Apart from the usual difficulties in bringing new mines on stream, supply is constrained by the lack of a forward market for molybdenum, which can make raising funds for capital projects difficult.
“It's hard to finance a billion-dollar-plus project in a market when you can't tell your creditor what the price of your product is going to be three, five, seven years down the road.”
Additionally, China, a key source of the metal, is reducing its export quotas, and will soon be consuming all of its own molybdenum within a few years, said Loughrey.
With prices of what is essentially an industrial metal at high historical levels, and expected to rise even further, one might expect that demand would decline, as users substitute other, more cost effective materials.
However, molybdenum's unique properties – it has one of the highest melting points of any known element – mean that substitution in many applications is simply not viable.
“In 2005, when moly was selling for a short time at around $40/lb, we saw very little resistance to price and we didn't see any substitution at all,” Loughrey said.
In around 40 customers that he had held talks with since late 2006, “one of them mentioned price to me, all of the others have talked about reliability of supply”.
Thompson Creek announced earlier this month that it had completed a feasibility study for a mine at the Davidson deposit, in British Columbia, which envisages building a four-million pounds a year underground operation, at a cost of C$109-million.

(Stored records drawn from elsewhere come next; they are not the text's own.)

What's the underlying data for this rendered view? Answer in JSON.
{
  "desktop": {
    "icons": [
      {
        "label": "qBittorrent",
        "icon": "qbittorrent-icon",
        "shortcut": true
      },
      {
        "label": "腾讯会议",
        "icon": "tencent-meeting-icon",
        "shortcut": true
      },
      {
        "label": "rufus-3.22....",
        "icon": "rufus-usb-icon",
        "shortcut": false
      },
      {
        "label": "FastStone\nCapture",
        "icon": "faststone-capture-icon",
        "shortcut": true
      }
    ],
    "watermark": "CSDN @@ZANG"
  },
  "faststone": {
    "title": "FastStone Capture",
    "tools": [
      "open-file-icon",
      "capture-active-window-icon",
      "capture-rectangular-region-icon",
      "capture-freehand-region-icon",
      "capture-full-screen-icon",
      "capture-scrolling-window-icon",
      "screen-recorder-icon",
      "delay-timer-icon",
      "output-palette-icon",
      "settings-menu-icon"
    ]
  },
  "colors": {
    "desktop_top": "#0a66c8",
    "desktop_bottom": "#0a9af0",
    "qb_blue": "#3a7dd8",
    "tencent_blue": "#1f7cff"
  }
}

Assuming the go-ahead is received from the Thompson Creek board, the company hopes to receive permits for the mine by November this year, and is targeting first output in August 2009, followed by full production in April the following year.
The company expects to fund the project, as well as expansions and exploration at its Thompson Creek and Endako mines, from internal cash flow, Loughrey said.
The firm was on the lookout for potential acquisitions, but had not identified any targets.
"We're just looking right now," he told Mining Weekly Online.